The questions were more intense this time round, much more pointed than when I had to come in for the sibling interview, but really the gist was the same. I was nervous then, too, sick to my stomach after the night before with you. Just a precaution, more a formality than anything, that’s what they told me at the time. All siblings are interviewed when a person is entered into the programme. And so they asked me some silly questions about parties and drinking and my favourite General Hospital characters and then they sent me home.
I switch seats, slipping into our mother’s chair, still warm and scented with her perfume, Chanel. When we were little, we’d curl up in Mom’s lap and let her read to us or we’d read to her. I liked it best when it was late at night and we were bone tired. I’d shout dibs on the lap then coil up with my feet tucked into the crook behind Mom’s knees, my cheek resting on her breast, her ribcage rising and falling like a cloud, and I’d drift off with the sound of you and Dr. Seuss spinning echoes around me.

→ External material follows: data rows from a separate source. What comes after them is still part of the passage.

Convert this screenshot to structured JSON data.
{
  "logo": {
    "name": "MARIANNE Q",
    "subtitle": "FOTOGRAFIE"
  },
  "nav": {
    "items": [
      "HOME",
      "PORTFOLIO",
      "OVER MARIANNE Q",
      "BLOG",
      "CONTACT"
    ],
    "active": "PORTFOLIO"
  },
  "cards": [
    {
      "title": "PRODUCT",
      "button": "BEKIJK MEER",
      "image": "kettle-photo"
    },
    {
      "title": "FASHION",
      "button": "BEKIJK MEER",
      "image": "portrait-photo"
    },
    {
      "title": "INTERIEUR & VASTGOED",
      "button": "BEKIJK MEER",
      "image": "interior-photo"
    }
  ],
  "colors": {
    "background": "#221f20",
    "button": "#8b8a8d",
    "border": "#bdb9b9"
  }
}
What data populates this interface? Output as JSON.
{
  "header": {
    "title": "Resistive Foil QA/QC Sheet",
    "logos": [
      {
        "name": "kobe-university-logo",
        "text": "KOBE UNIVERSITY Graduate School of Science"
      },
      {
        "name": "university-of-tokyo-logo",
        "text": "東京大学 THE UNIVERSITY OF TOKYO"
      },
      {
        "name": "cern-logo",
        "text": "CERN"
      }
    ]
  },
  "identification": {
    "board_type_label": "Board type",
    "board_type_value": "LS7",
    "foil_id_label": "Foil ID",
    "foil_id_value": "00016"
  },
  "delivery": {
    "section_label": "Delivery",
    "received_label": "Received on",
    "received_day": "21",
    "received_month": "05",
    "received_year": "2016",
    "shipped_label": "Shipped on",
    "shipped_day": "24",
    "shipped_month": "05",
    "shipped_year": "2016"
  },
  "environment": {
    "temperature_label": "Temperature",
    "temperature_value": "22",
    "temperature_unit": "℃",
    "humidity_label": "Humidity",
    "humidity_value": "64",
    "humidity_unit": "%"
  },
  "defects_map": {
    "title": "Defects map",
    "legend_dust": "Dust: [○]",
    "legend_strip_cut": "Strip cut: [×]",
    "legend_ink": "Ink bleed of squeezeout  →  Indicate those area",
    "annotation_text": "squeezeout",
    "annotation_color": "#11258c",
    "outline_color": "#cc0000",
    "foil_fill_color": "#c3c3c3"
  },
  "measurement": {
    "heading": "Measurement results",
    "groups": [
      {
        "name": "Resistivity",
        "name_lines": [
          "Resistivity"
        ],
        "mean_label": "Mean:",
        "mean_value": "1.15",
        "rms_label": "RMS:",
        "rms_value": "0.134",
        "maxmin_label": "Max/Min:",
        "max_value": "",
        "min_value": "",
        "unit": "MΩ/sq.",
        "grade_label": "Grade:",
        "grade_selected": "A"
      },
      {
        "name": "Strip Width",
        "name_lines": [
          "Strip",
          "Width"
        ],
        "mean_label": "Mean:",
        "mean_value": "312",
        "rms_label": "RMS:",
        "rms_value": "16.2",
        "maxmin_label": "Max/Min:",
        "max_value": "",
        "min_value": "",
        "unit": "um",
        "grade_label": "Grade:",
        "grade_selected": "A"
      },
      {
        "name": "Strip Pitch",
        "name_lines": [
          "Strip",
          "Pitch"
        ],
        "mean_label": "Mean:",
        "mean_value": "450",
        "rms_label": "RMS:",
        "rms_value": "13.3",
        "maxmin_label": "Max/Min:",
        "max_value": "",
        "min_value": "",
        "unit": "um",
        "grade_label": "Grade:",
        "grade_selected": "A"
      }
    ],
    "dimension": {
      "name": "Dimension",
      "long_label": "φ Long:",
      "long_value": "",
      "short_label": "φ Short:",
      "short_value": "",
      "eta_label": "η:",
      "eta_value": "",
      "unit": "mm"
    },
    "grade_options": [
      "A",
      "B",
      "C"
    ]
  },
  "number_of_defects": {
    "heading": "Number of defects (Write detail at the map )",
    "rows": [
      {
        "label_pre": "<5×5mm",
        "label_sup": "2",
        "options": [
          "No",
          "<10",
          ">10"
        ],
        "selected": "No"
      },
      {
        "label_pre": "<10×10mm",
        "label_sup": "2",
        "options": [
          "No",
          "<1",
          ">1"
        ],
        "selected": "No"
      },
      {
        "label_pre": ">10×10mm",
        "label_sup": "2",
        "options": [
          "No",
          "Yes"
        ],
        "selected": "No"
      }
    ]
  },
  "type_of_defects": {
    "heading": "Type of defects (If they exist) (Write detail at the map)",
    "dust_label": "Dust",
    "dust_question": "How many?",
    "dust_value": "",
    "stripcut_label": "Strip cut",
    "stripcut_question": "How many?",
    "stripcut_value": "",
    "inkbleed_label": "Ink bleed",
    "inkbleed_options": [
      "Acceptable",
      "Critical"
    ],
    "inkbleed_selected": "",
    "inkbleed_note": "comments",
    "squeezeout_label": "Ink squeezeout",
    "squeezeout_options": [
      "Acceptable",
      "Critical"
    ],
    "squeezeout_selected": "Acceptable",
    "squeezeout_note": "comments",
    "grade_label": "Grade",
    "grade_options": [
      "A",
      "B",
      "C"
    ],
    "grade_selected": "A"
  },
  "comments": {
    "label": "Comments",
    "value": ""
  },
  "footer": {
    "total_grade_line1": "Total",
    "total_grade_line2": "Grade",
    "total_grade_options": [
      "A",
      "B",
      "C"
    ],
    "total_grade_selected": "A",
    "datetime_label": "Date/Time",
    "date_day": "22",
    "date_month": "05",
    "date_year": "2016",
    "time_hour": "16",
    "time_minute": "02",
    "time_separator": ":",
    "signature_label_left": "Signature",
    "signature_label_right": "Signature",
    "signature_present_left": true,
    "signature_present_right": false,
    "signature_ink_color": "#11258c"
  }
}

There were more questions today, more drugs named, a lot more testing and prodding. And I admit I was worried for a while, really worried. But I was myself, I answered honestly, just like I did before and it all came straight in the end.
Right about now, Hilary should be telling Mom and Dad to stop overreacting. Justine? A drug problem? Don’t make me laugh. She’d couch it in all that counsellorese, of course, but either way, it’s obvious, isn’t it? She knows it and now they know it. Maybe it’s no bad thing we went through this whole rigmarole, if only so Dad could be proved wrong for once.
I glance at my Swatch, the one you gave me, with the confetti strap. I can’t tell for sure whether it’s two thirty or three thirty, but I can tell by the position of the minute hand that Hilary’s quick word hasn’t been very quick at all.